Ricardo, o ativista

Denunciar os abusos de que é vítima a população prisional portuguesa. Ricardo Loureiro, 29 anos, cumpre este trabalho há dez anos. «Em Portugal há violência de estado», acusa. Os relatórios da Amnistia Internacional dão-lhe razão.

Tem 29 anos, é sociólogo, investigador no Observatório Europeu de Prisões e na Associação contra a Exclusão pelo Desenvolvimento, que trabalha na luta «contra os crimes perpetrados a coberto do estado contra os cidadãos que estão detidos». Quando alguém marca o número da linha SOS Prisões (925 818 236) é muito provável que seja Ricardo Loureiro a atender.
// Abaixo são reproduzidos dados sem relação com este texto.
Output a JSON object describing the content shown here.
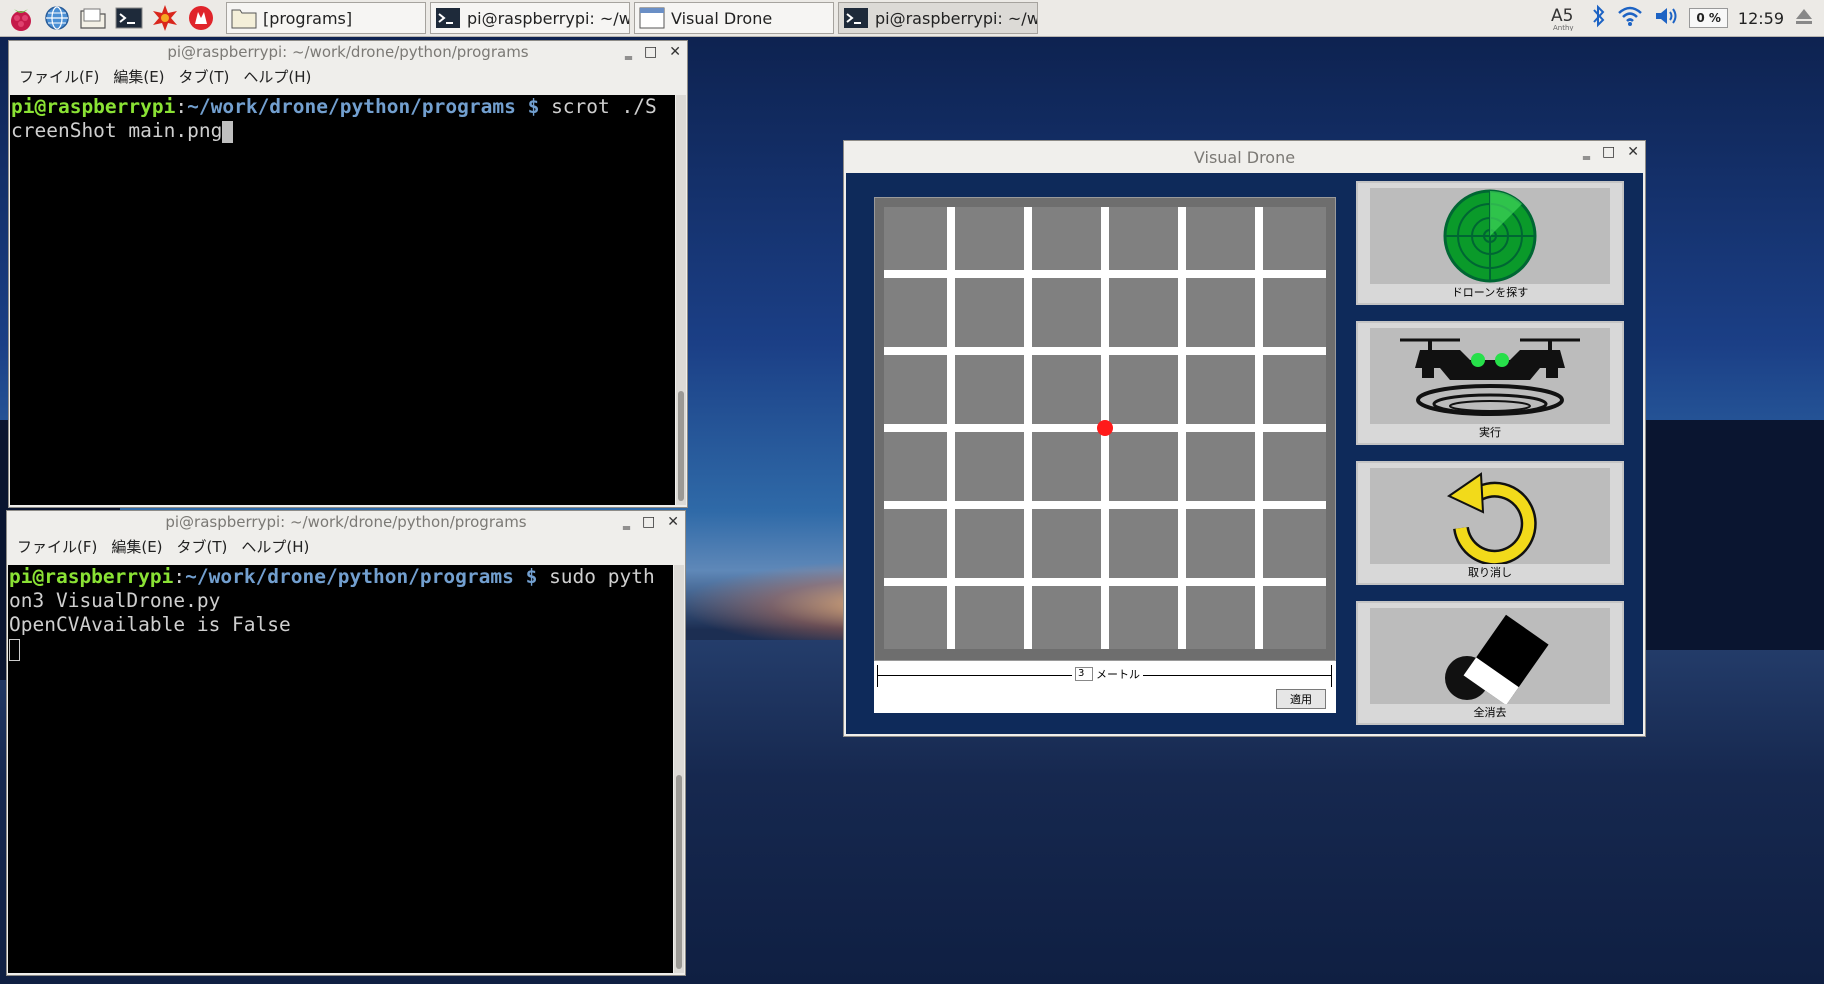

Só em 2014 tiveram 196 ofícios, que podem ir de casos como o impedimento ilegítimo de uma visita até à tortura. «Há em Portugal uma política de estado que é violenta e tolera o abuso dos direitos daqueles cidadãos. É uma visão de castigo, não é uma visão de reinserção.»
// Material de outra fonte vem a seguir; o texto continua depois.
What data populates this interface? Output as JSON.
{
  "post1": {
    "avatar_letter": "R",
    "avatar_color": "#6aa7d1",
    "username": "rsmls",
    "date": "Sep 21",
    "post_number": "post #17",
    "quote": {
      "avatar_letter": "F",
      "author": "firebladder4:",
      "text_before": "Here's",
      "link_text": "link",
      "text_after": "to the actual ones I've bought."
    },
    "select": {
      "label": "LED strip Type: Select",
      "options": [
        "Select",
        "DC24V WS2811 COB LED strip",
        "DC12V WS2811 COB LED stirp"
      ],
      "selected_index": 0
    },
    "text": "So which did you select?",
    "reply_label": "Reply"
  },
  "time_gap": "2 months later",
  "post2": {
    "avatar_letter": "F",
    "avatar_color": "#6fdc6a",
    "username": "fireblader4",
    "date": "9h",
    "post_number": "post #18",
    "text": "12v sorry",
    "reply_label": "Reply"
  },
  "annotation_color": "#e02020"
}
O relatório de Direitos Humanos que a Amnistia Internacional organiza todos os anos coloca constantemente o abuso prisional como uma das principais chagas do país no que toca à proteção dos cidadãos. Na edição de 2014 constavam relatos de tortura na prisão de Paços de Ferreira e de uso excessivo de força em Lisboa e Santa Cruz do Bispo. Acrescente-se a sobrelotação, que cria problemas graves de saúde e habitabilidade na população prisional. Ricardo encaminha os processos para a Provedoria de Justiça, Inspeção-Geral dos Serviços de Justiça, Serviço de Auditoria e Justiça da Direção-Geral dos Serviços Prisionais. Alguns casos nunca avançam, «o preso desiste da queixa por não se sentir protegido». Outros ficam resolvidos.
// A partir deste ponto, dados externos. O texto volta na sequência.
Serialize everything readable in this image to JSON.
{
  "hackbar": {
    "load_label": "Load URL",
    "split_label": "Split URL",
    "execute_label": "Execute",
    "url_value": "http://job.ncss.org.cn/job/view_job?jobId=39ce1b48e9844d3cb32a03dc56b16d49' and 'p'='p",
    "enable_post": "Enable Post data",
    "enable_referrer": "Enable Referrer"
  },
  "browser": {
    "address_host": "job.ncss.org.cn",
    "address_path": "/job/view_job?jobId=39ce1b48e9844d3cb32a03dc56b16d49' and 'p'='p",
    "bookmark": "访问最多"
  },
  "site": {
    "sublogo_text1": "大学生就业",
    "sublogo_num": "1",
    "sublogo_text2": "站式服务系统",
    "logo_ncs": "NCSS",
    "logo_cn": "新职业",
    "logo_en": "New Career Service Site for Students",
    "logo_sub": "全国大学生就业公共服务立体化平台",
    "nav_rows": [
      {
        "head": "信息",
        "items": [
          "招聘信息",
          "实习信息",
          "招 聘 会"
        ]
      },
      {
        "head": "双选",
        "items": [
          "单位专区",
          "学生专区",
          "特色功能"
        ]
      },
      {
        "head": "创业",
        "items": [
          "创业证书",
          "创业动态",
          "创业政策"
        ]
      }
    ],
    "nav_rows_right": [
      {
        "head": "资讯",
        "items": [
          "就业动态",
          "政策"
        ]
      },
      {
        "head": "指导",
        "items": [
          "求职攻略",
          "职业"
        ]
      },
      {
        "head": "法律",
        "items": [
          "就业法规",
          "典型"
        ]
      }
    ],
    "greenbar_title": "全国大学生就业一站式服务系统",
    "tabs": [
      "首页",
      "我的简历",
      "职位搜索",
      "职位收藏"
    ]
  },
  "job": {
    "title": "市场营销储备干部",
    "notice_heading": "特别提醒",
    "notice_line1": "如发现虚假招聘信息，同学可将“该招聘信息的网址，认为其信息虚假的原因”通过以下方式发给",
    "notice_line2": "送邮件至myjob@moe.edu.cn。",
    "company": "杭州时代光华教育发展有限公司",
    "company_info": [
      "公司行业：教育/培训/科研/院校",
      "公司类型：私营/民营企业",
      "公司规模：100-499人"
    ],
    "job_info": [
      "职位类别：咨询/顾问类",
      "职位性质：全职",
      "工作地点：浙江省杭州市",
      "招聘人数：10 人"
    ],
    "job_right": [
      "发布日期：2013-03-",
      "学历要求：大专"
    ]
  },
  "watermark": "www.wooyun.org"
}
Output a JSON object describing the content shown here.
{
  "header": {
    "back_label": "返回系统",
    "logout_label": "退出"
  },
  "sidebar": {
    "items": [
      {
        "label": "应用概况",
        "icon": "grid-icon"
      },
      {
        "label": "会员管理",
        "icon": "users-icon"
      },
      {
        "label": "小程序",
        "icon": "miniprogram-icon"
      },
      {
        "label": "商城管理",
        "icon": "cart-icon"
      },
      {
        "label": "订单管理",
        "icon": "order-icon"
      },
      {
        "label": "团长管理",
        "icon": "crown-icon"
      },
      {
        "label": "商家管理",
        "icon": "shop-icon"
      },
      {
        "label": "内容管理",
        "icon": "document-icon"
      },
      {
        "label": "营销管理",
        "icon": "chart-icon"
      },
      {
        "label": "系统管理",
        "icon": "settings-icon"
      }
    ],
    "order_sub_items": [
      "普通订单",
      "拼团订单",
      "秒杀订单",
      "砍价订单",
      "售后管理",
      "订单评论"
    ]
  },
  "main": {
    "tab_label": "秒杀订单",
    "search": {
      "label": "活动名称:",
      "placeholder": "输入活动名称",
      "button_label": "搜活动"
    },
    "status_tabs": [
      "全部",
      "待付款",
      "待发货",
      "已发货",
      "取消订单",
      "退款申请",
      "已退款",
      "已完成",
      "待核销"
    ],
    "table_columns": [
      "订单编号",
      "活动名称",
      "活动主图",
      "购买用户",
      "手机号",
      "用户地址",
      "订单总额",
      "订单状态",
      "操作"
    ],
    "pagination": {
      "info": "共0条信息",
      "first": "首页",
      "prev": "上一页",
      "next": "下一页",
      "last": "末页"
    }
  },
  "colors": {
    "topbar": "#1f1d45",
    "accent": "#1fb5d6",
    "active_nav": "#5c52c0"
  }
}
Ricardo nasceu em Alfama, Lisboa, cresceu no Seixal, habituou-se cedo a conviver com o crime. «Quase todos os meus amigos tinham familiares presos. Fui percebendo que há uma criminalização da pobreza, porque é aos grupos mais desfavorecidos que é retirado primeiro a educação e o emprego, criando um ciclo em que muito dificilmente se escapa.» Quando entrou na faculdade, conheceu um dos fundadores do SOS Prisões e resolveu oferecer-se como voluntário. Foi-se empenhando, porque sentia que o Estado permitia a uns cidadãos e vedava a outros o acesso à democracia. «É contra esta falta de humanidade que temos de lutar.»